Question

The molar heats of fusion and sublimation of molecular iodine are \(15.27 \mathrm{~kJ} / \mathrm{mol}\) and \(62.30 \mathrm{~kJ} / \mathrm{mol}\), respectively. Estimate the molar heat of vaporization of liquid iodine.

Short answer

The molar heat of vaporization of liquid iodine is approximately 47.03 kJ/mol

Step-by-step solution

Understand the problem

The problem involves the molar heat of fusion (\( \Delta H_{fus} \)), the molar heat of sublimation (\( \Delta H_{sub} \)), and the molar heat of vaporization (\( \Delta H_{vap} \)). The molar heat of fusion and sublimation values are given, while the molar heat of vaporization value is what we need to find.

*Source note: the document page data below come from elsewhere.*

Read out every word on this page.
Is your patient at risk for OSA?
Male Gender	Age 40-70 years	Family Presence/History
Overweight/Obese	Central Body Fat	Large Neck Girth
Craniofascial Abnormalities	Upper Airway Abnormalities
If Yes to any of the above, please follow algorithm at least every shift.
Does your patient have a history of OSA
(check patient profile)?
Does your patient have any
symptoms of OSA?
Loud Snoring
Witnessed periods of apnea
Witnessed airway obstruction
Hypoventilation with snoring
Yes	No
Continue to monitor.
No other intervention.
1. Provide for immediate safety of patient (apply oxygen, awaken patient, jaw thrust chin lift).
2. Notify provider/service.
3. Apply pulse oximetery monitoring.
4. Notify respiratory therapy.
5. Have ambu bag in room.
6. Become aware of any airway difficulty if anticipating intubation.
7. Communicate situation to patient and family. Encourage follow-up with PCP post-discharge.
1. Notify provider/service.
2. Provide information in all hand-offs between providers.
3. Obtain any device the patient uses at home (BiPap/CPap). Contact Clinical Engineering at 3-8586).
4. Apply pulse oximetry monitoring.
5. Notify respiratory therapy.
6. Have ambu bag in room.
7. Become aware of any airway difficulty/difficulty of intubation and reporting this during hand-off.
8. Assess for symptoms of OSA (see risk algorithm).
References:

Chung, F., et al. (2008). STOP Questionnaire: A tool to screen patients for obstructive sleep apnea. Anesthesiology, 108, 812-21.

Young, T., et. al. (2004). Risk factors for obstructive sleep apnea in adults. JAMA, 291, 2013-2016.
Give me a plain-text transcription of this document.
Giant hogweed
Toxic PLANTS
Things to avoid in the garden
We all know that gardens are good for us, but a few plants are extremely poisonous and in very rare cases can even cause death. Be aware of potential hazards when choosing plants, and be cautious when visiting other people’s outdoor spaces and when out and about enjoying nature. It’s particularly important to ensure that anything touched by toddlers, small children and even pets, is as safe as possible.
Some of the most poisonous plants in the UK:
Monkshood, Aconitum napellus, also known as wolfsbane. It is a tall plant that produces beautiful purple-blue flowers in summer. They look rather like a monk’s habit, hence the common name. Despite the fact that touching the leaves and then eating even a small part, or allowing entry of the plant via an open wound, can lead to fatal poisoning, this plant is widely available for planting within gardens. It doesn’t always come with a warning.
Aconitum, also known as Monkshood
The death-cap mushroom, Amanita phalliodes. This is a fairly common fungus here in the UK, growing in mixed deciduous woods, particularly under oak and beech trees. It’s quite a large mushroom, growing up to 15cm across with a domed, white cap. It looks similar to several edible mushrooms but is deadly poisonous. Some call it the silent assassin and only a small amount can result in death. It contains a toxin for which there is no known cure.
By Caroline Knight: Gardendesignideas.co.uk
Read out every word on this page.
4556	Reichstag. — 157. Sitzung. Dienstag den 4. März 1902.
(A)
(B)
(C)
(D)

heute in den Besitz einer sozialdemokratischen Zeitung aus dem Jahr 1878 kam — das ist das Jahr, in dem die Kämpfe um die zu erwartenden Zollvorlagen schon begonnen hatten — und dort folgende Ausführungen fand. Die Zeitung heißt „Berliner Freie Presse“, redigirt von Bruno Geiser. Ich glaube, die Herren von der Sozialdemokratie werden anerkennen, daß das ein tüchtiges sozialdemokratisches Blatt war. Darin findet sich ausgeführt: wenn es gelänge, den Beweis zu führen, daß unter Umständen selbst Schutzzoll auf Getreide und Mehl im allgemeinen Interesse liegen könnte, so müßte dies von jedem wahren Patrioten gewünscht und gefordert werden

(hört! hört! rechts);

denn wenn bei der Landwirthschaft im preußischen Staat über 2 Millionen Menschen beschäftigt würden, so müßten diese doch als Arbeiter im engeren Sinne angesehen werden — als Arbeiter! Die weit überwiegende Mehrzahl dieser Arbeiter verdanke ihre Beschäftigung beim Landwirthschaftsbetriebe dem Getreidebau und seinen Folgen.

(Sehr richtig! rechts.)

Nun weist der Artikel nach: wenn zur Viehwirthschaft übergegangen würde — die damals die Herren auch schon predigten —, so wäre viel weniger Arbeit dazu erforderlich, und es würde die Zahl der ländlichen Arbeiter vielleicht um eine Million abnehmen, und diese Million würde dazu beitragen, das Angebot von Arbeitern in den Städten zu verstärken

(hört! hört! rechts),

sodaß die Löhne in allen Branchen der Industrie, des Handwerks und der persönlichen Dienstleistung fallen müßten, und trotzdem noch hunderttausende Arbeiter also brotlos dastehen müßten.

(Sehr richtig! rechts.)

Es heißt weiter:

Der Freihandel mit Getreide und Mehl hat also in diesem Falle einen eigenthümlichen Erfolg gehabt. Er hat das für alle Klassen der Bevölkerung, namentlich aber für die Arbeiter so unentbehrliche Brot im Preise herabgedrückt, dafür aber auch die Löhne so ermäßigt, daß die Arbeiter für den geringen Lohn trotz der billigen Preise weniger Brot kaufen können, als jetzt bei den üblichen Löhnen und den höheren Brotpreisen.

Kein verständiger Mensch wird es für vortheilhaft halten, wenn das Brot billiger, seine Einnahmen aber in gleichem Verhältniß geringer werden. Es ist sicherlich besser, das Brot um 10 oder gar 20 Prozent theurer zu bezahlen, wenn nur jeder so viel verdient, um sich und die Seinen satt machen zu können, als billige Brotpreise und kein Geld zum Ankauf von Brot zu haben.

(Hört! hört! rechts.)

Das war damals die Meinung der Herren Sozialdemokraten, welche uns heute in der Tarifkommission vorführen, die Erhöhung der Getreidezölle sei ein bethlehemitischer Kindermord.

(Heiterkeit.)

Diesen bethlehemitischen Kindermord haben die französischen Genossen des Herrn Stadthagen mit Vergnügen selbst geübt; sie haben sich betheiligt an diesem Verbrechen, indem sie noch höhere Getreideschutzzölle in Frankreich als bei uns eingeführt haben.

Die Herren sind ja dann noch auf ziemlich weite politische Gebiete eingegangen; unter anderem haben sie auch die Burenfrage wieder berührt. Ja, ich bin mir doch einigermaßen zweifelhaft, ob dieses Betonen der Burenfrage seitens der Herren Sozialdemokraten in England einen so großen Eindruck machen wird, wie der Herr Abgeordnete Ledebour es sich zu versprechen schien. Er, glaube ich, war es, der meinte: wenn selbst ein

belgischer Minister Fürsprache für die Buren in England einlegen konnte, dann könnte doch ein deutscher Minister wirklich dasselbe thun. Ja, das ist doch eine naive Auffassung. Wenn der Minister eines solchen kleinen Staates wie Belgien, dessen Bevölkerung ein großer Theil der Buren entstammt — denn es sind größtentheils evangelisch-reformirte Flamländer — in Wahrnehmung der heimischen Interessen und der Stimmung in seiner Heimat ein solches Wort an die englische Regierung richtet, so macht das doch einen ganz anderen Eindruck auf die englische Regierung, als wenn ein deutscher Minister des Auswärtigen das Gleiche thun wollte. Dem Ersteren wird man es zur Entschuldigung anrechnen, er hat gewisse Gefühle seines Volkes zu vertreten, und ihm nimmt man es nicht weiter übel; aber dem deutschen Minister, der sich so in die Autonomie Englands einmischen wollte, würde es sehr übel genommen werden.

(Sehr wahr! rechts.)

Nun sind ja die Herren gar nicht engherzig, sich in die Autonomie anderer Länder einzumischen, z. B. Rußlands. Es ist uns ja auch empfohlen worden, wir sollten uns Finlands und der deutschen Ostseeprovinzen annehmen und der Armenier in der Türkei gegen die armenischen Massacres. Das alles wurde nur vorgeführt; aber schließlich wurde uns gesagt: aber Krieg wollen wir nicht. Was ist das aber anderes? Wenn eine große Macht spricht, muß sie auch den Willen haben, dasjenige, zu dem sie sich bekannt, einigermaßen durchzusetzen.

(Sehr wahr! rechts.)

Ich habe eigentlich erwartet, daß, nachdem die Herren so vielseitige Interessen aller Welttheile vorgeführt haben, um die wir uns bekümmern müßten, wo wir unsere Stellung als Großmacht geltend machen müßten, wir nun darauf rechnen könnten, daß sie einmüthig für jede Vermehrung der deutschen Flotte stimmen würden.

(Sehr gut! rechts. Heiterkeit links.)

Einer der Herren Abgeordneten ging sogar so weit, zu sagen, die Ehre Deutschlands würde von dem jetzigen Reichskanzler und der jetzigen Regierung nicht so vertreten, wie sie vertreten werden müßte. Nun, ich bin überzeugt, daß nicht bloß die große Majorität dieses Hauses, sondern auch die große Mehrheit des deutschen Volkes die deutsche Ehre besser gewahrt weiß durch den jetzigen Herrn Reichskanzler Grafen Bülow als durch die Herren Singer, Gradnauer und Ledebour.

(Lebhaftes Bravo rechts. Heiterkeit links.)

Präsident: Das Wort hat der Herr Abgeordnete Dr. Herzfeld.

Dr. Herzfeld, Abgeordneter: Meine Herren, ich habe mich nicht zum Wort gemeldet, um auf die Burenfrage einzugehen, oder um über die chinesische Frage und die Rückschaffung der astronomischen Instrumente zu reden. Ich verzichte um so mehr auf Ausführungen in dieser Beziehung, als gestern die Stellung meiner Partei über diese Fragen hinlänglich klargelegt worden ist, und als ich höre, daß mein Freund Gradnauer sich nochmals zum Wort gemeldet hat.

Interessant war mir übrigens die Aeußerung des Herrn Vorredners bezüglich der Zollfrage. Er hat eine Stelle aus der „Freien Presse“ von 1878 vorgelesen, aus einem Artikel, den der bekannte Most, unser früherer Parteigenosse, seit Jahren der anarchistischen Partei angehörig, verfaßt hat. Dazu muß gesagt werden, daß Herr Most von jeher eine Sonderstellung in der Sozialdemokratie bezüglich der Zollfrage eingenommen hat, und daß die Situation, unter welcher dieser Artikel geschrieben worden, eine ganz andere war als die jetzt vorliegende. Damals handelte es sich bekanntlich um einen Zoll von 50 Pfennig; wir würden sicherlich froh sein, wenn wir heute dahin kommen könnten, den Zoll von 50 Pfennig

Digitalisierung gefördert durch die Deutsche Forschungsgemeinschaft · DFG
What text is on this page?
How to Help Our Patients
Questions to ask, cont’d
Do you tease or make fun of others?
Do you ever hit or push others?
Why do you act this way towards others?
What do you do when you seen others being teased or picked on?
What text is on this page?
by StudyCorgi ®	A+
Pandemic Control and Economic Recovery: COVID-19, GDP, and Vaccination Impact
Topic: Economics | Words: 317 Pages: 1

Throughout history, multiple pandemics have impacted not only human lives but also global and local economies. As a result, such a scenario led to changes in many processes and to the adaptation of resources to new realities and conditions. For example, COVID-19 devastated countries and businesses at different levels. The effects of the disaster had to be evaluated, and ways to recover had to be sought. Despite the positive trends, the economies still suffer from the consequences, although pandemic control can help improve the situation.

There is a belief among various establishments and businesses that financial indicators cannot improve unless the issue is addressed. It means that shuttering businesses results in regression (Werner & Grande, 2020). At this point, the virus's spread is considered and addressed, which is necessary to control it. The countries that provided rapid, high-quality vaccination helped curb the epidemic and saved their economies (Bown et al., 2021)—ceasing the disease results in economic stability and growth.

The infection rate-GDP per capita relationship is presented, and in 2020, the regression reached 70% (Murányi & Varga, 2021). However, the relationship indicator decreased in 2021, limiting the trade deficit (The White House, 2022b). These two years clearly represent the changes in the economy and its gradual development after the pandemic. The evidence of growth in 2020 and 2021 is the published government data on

Apply the relationship between heats

Knowing that the molar heat of sublimation equals the molar heat of fusion plus molar heat of vaporization (\( \Delta H_{sub} = \Delta H_{fus} + \Delta H_{vap} \)), we can isolate the molar heat of vaporization (\( \Delta H_{vap} \)) by subtracting the molar heat of fusion (\( \Delta H_{fus} \)) from both sides. Hence, \( \Delta H_{vap} = \Delta H_{sub} - \Delta H_{fus} \).

Substitute the given values

Substitute \( \Delta H_{sub} = 62.30 \mathrm{~kJ} / \mathrm{mol}\) and \( \Delta H_{fus} = 15.27 \mathrm{~kJ} / \mathrm{mol}\) into the above equation to calculate the value of \( \Delta H_{vap} \).

Compute for \( \Delta H_{vap} \)

Perform the subtraction to find the value of \( \Delta H_{vap} \).